Tüm bunların kampüs ortamının ve geleneksel birebir akademinin zararına olacağı kesin. Yüksek öğretimde hocalarının odalarındaki atmosfer, kantin sohbetleri, öğrenci kulüpleri, hocaların giyim kuşamı bile kültürlenmeydi öğrenciler için. Eğitim aşamaları yükseldikçe bunların daha hızlı bir biçimde dijitalleşeceğinin göstergeleri var. Lisans bir süre daha eski usül, örgün olarak sürecek. Yüksek lisans ve doktora daha çabuk dijitalleşir. Ancak daha üst düzey akademik etkinlikler, kongre, konferans ve sempozyumlar çok hızlı bir şekilde dijitalleşecek. Şimdiden her gün online kongre duyuruları gelmeye başladı. Sadece çok prestijli konferanslar eskiden olduğu gibi akademisyenlerin gerçekten bir araya gelmesiyle yapılır. Fakat onun dışında pek çok etkinliğe ofislerimizden (eğer hala ofislerimiz olursa) ya da evlerimizden katılırız. O güzelim konferans seyahatleri tarihe karışır acı bir şekilde. Sadece çok zeki ve aynı zamanda varlıklı ailelerin çocukları eskisi gibi geleneksel sınıflarda eğitim vermeyi sürdüren pahalı okul ve üniversitelere giderek eğitim alır ve gerçek anlamda kültürlenir. Onun dışındaki alt sosyal sınıfların çocukları kitlesel uzaktan eğitimle yetinirler.
Hiç kimsenin maskesiz ya da dezenfektansız dolaşmasının mümkün olamayacağı kent yaşamı aşamalı olarak terk edilmeye başlayacak. Dünyayı üç yüz yıldır etkisi altına alan modernitenin temsili haline gelen kentlerin yerine insanlar yeniden daha güvenli gördükleri kırsala taşınacaklar.
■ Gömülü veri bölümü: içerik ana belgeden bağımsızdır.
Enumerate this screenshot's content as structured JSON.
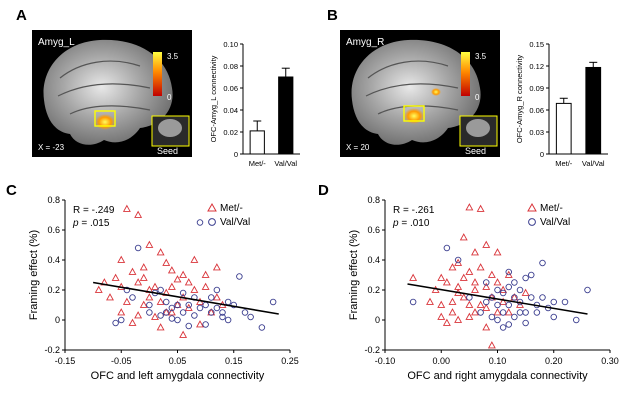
{
  "panels": {
    "A": {
      "label": "A",
      "image_title": "Amyg_L",
      "coordinate": "X = -23",
      "colorbar_max": "3.5",
      "colorbar_min": "0",
      "seed_label": "Seed"
    },
    "B": {
      "label": "B",
      "image_title": "Amyg_R",
      "coordinate": "X = 20",
      "colorbar_max": "3.5",
      "colorbar_min": "0",
      "seed_label": "Seed"
    },
    "C": {
      "label": "C"
    },
    "D": {
      "label": "D"
    }
  },
  "colors": {
    "met": "#d9343a",
    "val": "#3b3e8f",
    "bar_met": "#ffffff",
    "bar_val": "#000000",
    "fit": "#000000"
  },
  "chart_data": [
    {
      "id": "A-bar",
      "type": "bar",
      "categories": [
        "Met/-",
        "Val/Val"
      ],
      "values": [
        0.021,
        0.07
      ],
      "errors": [
        0.009,
        0.008
      ],
      "ylabel": "OFC-Amyg_L connectivity",
      "ylim": [
        0,
        0.1
      ],
      "yticks": [
        0,
        0.02,
        0.04,
        0.06,
        0.08,
        0.1
      ],
      "yticklabels": [
        "0",
        "0.02",
        "0.04",
        "0.06",
        "0.08",
        "0.10"
      ]
    },
    {
      "id": "B-bar",
      "type": "bar",
      "categories": [
        "Met/-",
        "Val/Val"
      ],
      "values": [
        0.069,
        0.118
      ],
      "errors": [
        0.007,
        0.007
      ],
      "ylabel": "OFC-Amyg_R connectivity",
      "ylim": [
        0,
        0.15
      ],
      "yticks": [
        0,
        0.03,
        0.06,
        0.09,
        0.12,
        0.15
      ],
      "yticklabels": [
        "0",
        "0.03",
        "0.06",
        "0.09",
        "0.12",
        "0.15"
      ]
    },
    {
      "id": "C-scatter",
      "type": "scatter",
      "xlabel": "OFC and left amygdala connectivity",
      "ylabel": "Framing effect (%)",
      "xlim": [
        -0.15,
        0.25
      ],
      "ylim": [
        -0.2,
        0.8
      ],
      "xticks": [
        -0.15,
        -0.05,
        0.05,
        0.15,
        0.25
      ],
      "xticklabels": [
        "-0.15",
        "-0.05",
        "0.05",
        "0.15",
        "0.25"
      ],
      "yticks": [
        -0.2,
        0,
        0.2,
        0.4,
        0.6,
        0.8
      ],
      "yticklabels": [
        "-0.2",
        "0",
        "0.2",
        "0.4",
        "0.6",
        "0.8"
      ],
      "stats": {
        "r": "R = -.249",
        "p_label": "p",
        "p_value": " = .015"
      },
      "fit": {
        "x": [
          -0.1,
          0.23
        ],
        "y": [
          0.25,
          0.04
        ]
      },
      "series": [
        {
          "name": "Met/-",
          "marker": "triangle",
          "points": [
            [
              -0.04,
              0.74
            ],
            [
              -0.02,
              0.7
            ],
            [
              0,
              0.5
            ],
            [
              0.02,
              0.45
            ],
            [
              -0.05,
              0.4
            ],
            [
              -0.01,
              0.35
            ],
            [
              -0.03,
              0.32
            ],
            [
              0.04,
              0.33
            ],
            [
              -0.06,
              0.28
            ],
            [
              -0.08,
              0.25
            ],
            [
              -0.05,
              0.22
            ],
            [
              -0.02,
              0.25
            ],
            [
              0,
              0.2
            ],
            [
              0.01,
              0.22
            ],
            [
              0.03,
              0.18
            ],
            [
              0.05,
              0.27
            ],
            [
              0.06,
              0.15
            ],
            [
              0.02,
              0.12
            ],
            [
              -0.01,
              0.1
            ],
            [
              -0.04,
              0.12
            ],
            [
              0.08,
              0.2
            ],
            [
              0.1,
              0.22
            ],
            [
              0.07,
              0.08
            ],
            [
              0.04,
              0.05
            ],
            [
              0.01,
              0.02
            ],
            [
              -0.02,
              0.03
            ],
            [
              -0.03,
              -0.02
            ],
            [
              0.05,
              0.1
            ],
            [
              0.09,
              0.12
            ],
            [
              0.11,
              0.05
            ],
            [
              0.12,
              0.35
            ],
            [
              0.08,
              0.4
            ],
            [
              0.03,
              0.38
            ],
            [
              -0.07,
              0.15
            ],
            [
              0.02,
              -0.05
            ],
            [
              0.06,
              -0.1
            ],
            [
              0.09,
              -0.03
            ],
            [
              0.13,
              0.1
            ],
            [
              0.1,
              0.3
            ],
            [
              0.0,
              0.15
            ],
            [
              -0.09,
              0.2
            ],
            [
              0.04,
              0.22
            ],
            [
              0.07,
              0.25
            ],
            [
              0.06,
              0.3
            ],
            [
              -0.01,
              0.28
            ],
            [
              0.12,
              0.15
            ],
            [
              0.03,
              0.05
            ],
            [
              -0.05,
              0.05
            ]
          ]
        },
        {
          "name": "Val/Val",
          "marker": "circle",
          "points": [
            [
              -0.04,
              0.2
            ],
            [
              -0.05,
              0.0
            ],
            [
              -0.06,
              -0.02
            ],
            [
              -0.02,
              0.48
            ],
            [
              -0.03,
              0.15
            ],
            [
              0.0,
              0.1
            ],
            [
              0.02,
              0.03
            ],
            [
              0.03,
              0.12
            ],
            [
              0.04,
              0.08
            ],
            [
              0.05,
              0.0
            ],
            [
              0.06,
              0.05
            ],
            [
              0.07,
              0.1
            ],
            [
              0.08,
              0.03
            ],
            [
              0.09,
              0.65
            ],
            [
              0.1,
              0.1
            ],
            [
              0.11,
              0.05
            ],
            [
              0.12,
              0.08
            ],
            [
              0.13,
              0.02
            ],
            [
              0.14,
              0.0
            ],
            [
              0.15,
              0.1
            ],
            [
              0.16,
              0.29
            ],
            [
              0.17,
              0.05
            ],
            [
              0.18,
              0.02
            ],
            [
              0.2,
              -0.05
            ],
            [
              0.22,
              0.12
            ],
            [
              0.1,
              -0.03
            ],
            [
              0.07,
              -0.04
            ],
            [
              0.05,
              0.1
            ],
            [
              0.06,
              0.18
            ],
            [
              0.03,
              0.05
            ],
            [
              0.01,
              0.18
            ],
            [
              0.11,
              0.15
            ],
            [
              0.12,
              0.2
            ],
            [
              0.08,
              0.15
            ],
            [
              0.04,
              0.01
            ],
            [
              0.13,
              0.05
            ],
            [
              0.09,
              0.08
            ],
            [
              0.14,
              0.12
            ],
            [
              0.02,
              0.2
            ],
            [
              0.0,
              0.05
            ]
          ]
        }
      ]
    },
    {
      "id": "D-scatter",
      "type": "scatter",
      "xlabel": "OFC and right amygdala connectivity",
      "ylabel": "Framing effect (%)",
      "xlim": [
        -0.1,
        0.3
      ],
      "ylim": [
        -0.2,
        0.8
      ],
      "xticks": [
        -0.1,
        0,
        0.1,
        0.2,
        0.3
      ],
      "xticklabels": [
        "-0.10",
        "0.00",
        "0.10",
        "0.20",
        "0.30"
      ],
      "yticks": [
        -0.2,
        0,
        0.2,
        0.4,
        0.6,
        0.8
      ],
      "yticklabels": [
        "-0.2",
        "0",
        "0.2",
        "0.4",
        "0.6",
        "0.8"
      ],
      "stats": {
        "r": "R = -.261",
        "p_label": "p",
        "p_value": " = .010"
      },
      "fit": {
        "x": [
          -0.06,
          0.26
        ],
        "y": [
          0.24,
          0.04
        ]
      },
      "series": [
        {
          "name": "Met/-",
          "marker": "triangle",
          "points": [
            [
              0.05,
              0.75
            ],
            [
              0.07,
              0.74
            ],
            [
              0.04,
              0.55
            ],
            [
              0.08,
              0.5
            ],
            [
              0.06,
              0.45
            ],
            [
              0.1,
              0.45
            ],
            [
              0.03,
              0.38
            ],
            [
              0.02,
              0.35
            ],
            [
              0.05,
              0.32
            ],
            [
              0.09,
              0.3
            ],
            [
              0.0,
              0.28
            ],
            [
              -0.05,
              0.28
            ],
            [
              0.01,
              0.25
            ],
            [
              0.03,
              0.22
            ],
            [
              0.06,
              0.2
            ],
            [
              0.08,
              0.22
            ],
            [
              0.04,
              0.15
            ],
            [
              0.02,
              0.12
            ],
            [
              0.0,
              0.1
            ],
            [
              -0.02,
              0.12
            ],
            [
              0.07,
              0.1
            ],
            [
              0.1,
              0.05
            ],
            [
              0.05,
              0.02
            ],
            [
              0.03,
              0.0
            ],
            [
              0.01,
              -0.02
            ],
            [
              0.08,
              -0.05
            ],
            [
              0.09,
              -0.17
            ],
            [
              0.11,
              0.2
            ],
            [
              0.12,
              0.3
            ],
            [
              0.13,
              0.15
            ],
            [
              0.14,
              0.1
            ],
            [
              0.06,
              0.05
            ],
            [
              0.04,
              0.28
            ],
            [
              0.09,
              0.15
            ],
            [
              0.11,
              0.12
            ],
            [
              -0.01,
              0.2
            ],
            [
              0.02,
              0.05
            ],
            [
              0.07,
              0.35
            ],
            [
              0.12,
              0.05
            ],
            [
              0.15,
              0.18
            ],
            [
              0.03,
              0.18
            ],
            [
              0.05,
              0.1
            ],
            [
              0.1,
              0.25
            ],
            [
              0.08,
              0.08
            ],
            [
              0.0,
              0.02
            ],
            [
              0.06,
              0.25
            ]
          ]
        },
        {
          "name": "Val/Val",
          "marker": "circle",
          "points": [
            [
              -0.05,
              0.12
            ],
            [
              0.01,
              0.48
            ],
            [
              0.03,
              0.4
            ],
            [
              0.05,
              0.15
            ],
            [
              0.07,
              0.05
            ],
            [
              0.08,
              0.12
            ],
            [
              0.09,
              0.02
            ],
            [
              0.1,
              0.1
            ],
            [
              0.11,
              0.05
            ],
            [
              0.12,
              0.32
            ],
            [
              0.13,
              0.25
            ],
            [
              0.14,
              0.12
            ],
            [
              0.15,
              0.05
            ],
            [
              0.16,
              0.15
            ],
            [
              0.17,
              0.1
            ],
            [
              0.18,
              0.38
            ],
            [
              0.19,
              0.08
            ],
            [
              0.2,
              0.02
            ],
            [
              0.22,
              0.12
            ],
            [
              0.24,
              0.0
            ],
            [
              0.26,
              0.2
            ],
            [
              0.12,
              -0.03
            ],
            [
              0.11,
              -0.05
            ],
            [
              0.13,
              0.02
            ],
            [
              0.1,
              0.2
            ],
            [
              0.09,
              0.15
            ],
            [
              0.14,
              0.2
            ],
            [
              0.15,
              0.28
            ],
            [
              0.16,
              0.3
            ],
            [
              0.12,
              0.1
            ],
            [
              0.13,
              0.15
            ],
            [
              0.11,
              0.18
            ],
            [
              0.1,
              0.0
            ],
            [
              0.15,
              -0.02
            ],
            [
              0.17,
              0.05
            ],
            [
              0.18,
              0.15
            ],
            [
              0.2,
              0.12
            ],
            [
              0.08,
              0.25
            ],
            [
              0.12,
              0.22
            ],
            [
              0.14,
              0.05
            ]
          ]
        }
      ]
    }
  ]
}
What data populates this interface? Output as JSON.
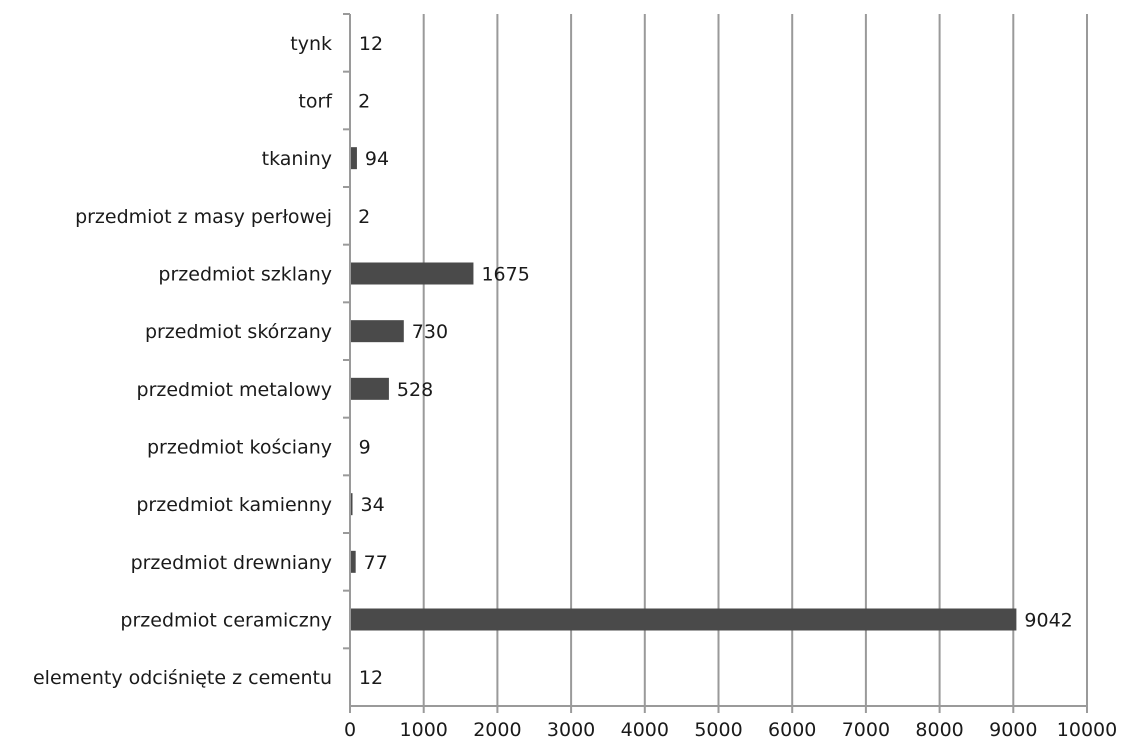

Belki de yaklaşık son yüz elli yıldır ideal yönetim biçimi olarak kabul edilen, demokratik seçimlerle iktidara gelen hükümet sistemleri sona erecek ve dünyada imparatorluklar tarihi geri gelecek. Aslına bakılırsa küresel kapitalizmde dünyadaki hükümetlerin belirlenmesinde dev uluslararası şirketlerin rolünün ne denli büyük olduğu açık. Bu nedenle şirket devletler ya da şirket imparatorluklar ortaya çıkacak.
Yaşadığımız dönem distopik bir kurgunun içinde hissetmemize neden oluyor giderek. Bilim mutlaka çare bulacak dünyayı kirleterek sebep olduğumuz virüslere. Ama başka virüsler çıkacak. Salgından daha korkunç olanı kuşkusuz yukarıda değindiğim varsayımsal kalıcı etkileri.
Oysa her şey elimizde, ya bildiğimiz ama değiştiremediğimiz dünyayı, hiç müdahale edemeyeceğimiz bir dünyayla değiştireceğiz; ya da bu post-apokaliptik ortamın olanakları içinde kendi ellerimizle yeniden kuracağız.